Qantas has successfully trademarked the name "RedQ" in an expedited application to IP Australia, suggesting it may be soon to unveil its new premium Asian-based airline.
It also trademarked "RedQ Executive Flyer" as a name associated with a loyalty scheme.
Although a Dallas company has held a trademark for "RedQ" associated with pressure valves since the early 2000s, the ownership of the "RedQ.com" domain name has recently been transferred to an Australian intellectual property lawyer.

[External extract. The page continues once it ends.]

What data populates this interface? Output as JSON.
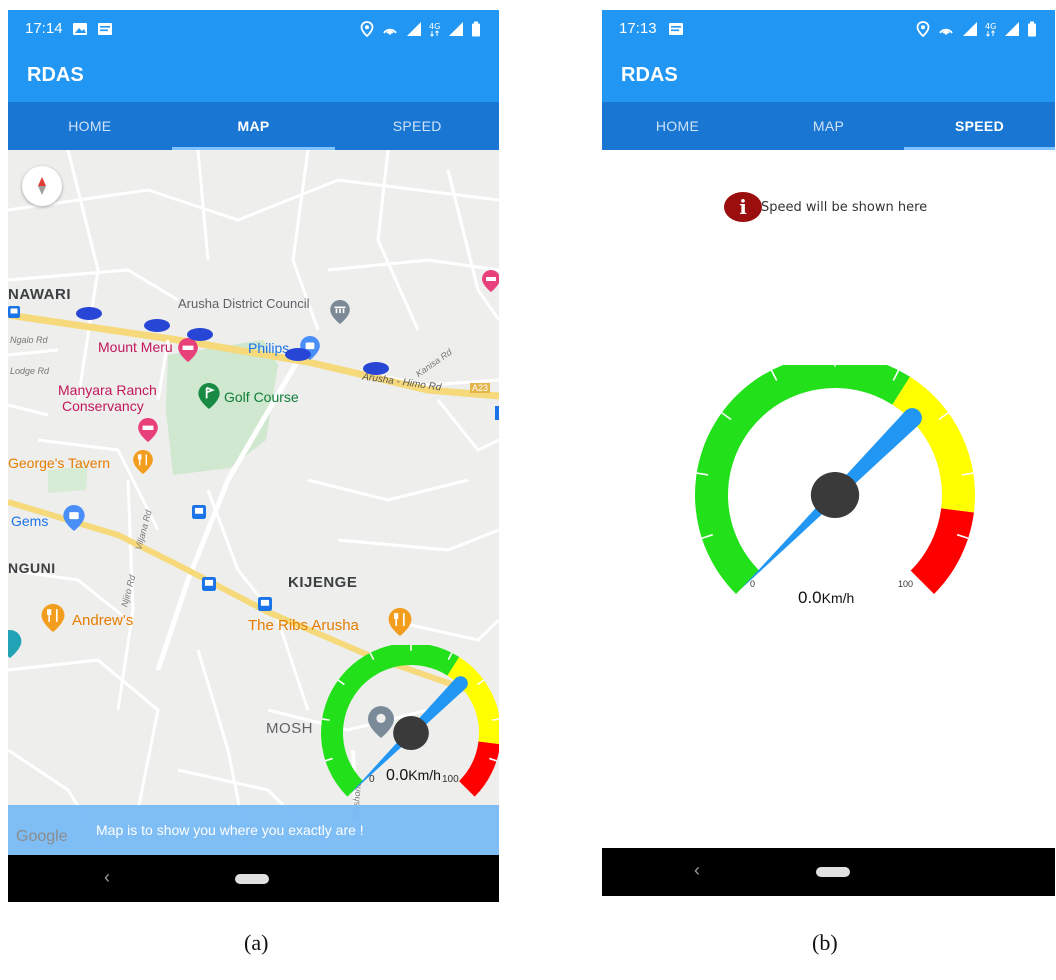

Until recently, the site was owned by a firm providing outsourced customer service solutions.
The Australian equivalent domain name, RedQ.com.au, was also registered a week ago by the same lawyer.
However, Qantas does not appear to have registered the RedQ trademark in Malaysia or Singapore -- the two locations most likely to form the base of the premium airline.
The airline appears to be hedging its bets on naming the new offshoot, also registering RedSky and OneAsia.
Qantas' premium asian airline will be targeted specifically at the affluent Chinese market, and will fly in and out of Australia as well as to destinations inside Asia.
The new airline, which will only be 49% owned by Qantas to skirt around Asian air traffic regulations, will use 11 Airbus A320 aircraft -- eight new ones and three moved over from the existing Qantas fleet.
Qantas CEO Alan Joyce says the new airline will have a new look and feel, separate from Qantas.
"It will leverage Qantas know-how, making the most of our excellence in brand, safety, aviation, marketing, finance and corporate customer relationships.
"For the first time in our history, Qantas intends to fully participate in the benefits of an Asian hub."
"We will offer same-day services to and within Asia -- and overall frequencies from Australia to Asia will grow."
He said the new airline would not result in Qantas scaling back its own flight operations to Asia, saying it was a growth strategy and flights by the new airline would operate in complement to Qantas' existing routes.